As grave as some of those charges were, they were the least of the problems faced by members of the new faith. Anti-Mormon mobs harassed known believers and attacked their houses; they even tarred and feathered Smith one night in 1832. Hostilities like these gradually pushed the Mormons farther and farther toward the frontier: they established their first new Jerusalem in Kirtland, Ohio; then a newer new Jerusalem in Independence, Missouri; and their newest new Jerusalem in Far West, Missouri. In each place, local opposition increased in tandem with the growth of the Mormon population. It worsened when, at Smith’s command, Mormons voted as a bloc, upsetting the political order. In 1838, having already been evicted from one Missouri county, they went to vote in the county seat of another, where a mob attempted to stop them. There were allegations of violence in what came to be known as the Gallatin County Election Day Battle, and subsequent vigilantism left more than twenty people dead. During this period, the Missouri governor, Lilburn Boggs (a democrat), declared in an executive order that “the Mormons must be treated as enemies, and must be exterminated or driven from the state if necessary for the public peace.” Three days later, seventeen Mormons were murdered by soldiers near Shoal Creek, in Caldwell County.

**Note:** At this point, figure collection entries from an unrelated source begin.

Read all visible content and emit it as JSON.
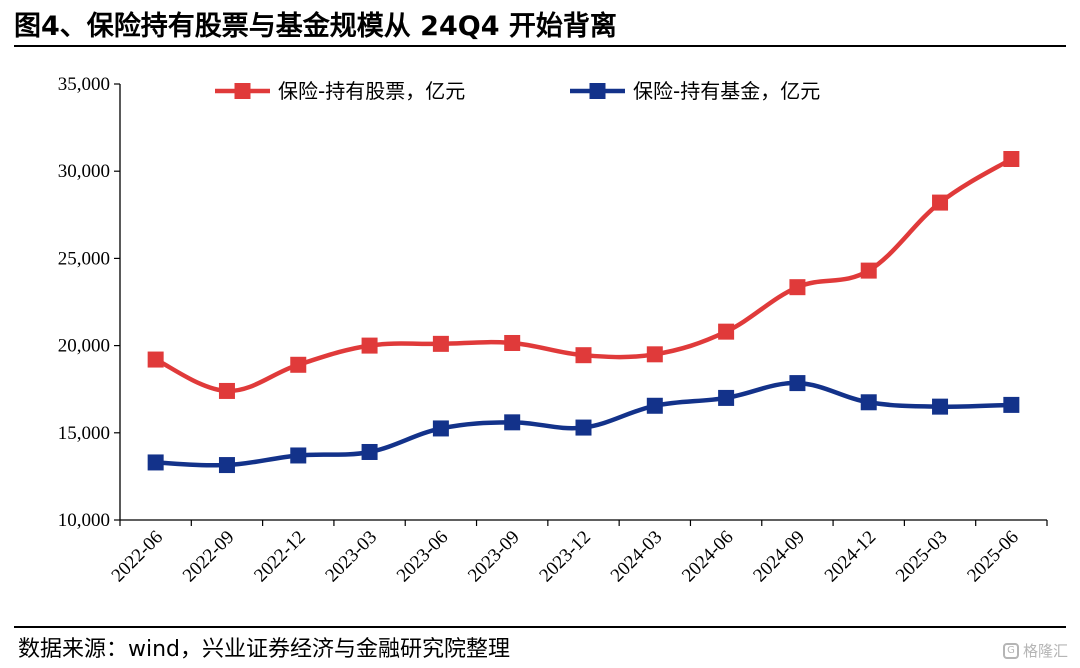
{
  "title": "图4、保险持有股票与基金规模从 24Q4 开始背离",
  "source": "数据来源：wind，兴业证券经济与金融研究院整理",
  "watermark": "格隆汇",
  "chart_data": {
    "type": "line",
    "categories": [
      "2022-06",
      "2022-09",
      "2022-12",
      "2023-03",
      "2023-06",
      "2023-09",
      "2023-12",
      "2024-03",
      "2024-06",
      "2024-09",
      "2024-12",
      "2025-03",
      "2025-06"
    ],
    "ylim": [
      10000,
      35000
    ],
    "yticks": [
      10000,
      15000,
      20000,
      25000,
      30000,
      35000
    ],
    "ytick_labels": [
      "10,000",
      "15,000",
      "20,000",
      "25,000",
      "30,000",
      "35,000"
    ],
    "legend_position": "top",
    "grid": false,
    "series": [
      {
        "name": "保险-持有股票，亿元",
        "color": "#e03a3a",
        "values": [
          19200,
          17400,
          18900,
          20000,
          20100,
          20150,
          19450,
          19500,
          20800,
          23350,
          24300,
          28200,
          30700
        ]
      },
      {
        "name": "保险-持有基金，亿元",
        "color": "#13328a",
        "values": [
          13300,
          13150,
          13700,
          13900,
          15250,
          15600,
          15300,
          16550,
          17000,
          17850,
          16750,
          16500,
          16600
        ]
      }
    ]
  }
}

The next day, Smith was arrested and imprisoned for four months, during which time thousands of Mormon refugees moved to Illinois, where they had been promised protection by the state legislature, whose members included a young Abraham Lincoln. Smith escaped from jail before standing trial—possibly with the help of sympathetic guards—and he and other Mormon leaders then went to Washington, D.C., to plead their case before the federal government. Aggrieved but also entitled, they carried four hundred and eighty-one individual petitions for reparations from harm suffered in state-sanctioned violence, demanding compensation for everything from lost livestock to lost husbands. The largest of the claims came from Smith himself, who demanded a hundred thousand dollars for loss of property and what he described as false imprisonment.
Those petitions represented a peculiar understanding of American federalism: predictably, the Mormons got nowhere with their argument that the national government should compensate them for the actions of a particular state. “What can I do?” President Martin Van Buren asked incredulously, before giving the same answer that Congress offered when presented with the petitions: “I can do nothing for you.” It was the first of many contradictory lessons the Mormons would learn about how the federal government adjudicates between the will of the majority and the rights of a minority. Disillusioned and angered, Smith and the others headed back to Illinois, where the Mormons had already chosen a place to resettle. The town was called Commerce, so they bought it. Smith changed the name to Nauvoo, which he believed to be the Hebrew word for “beautiful city.”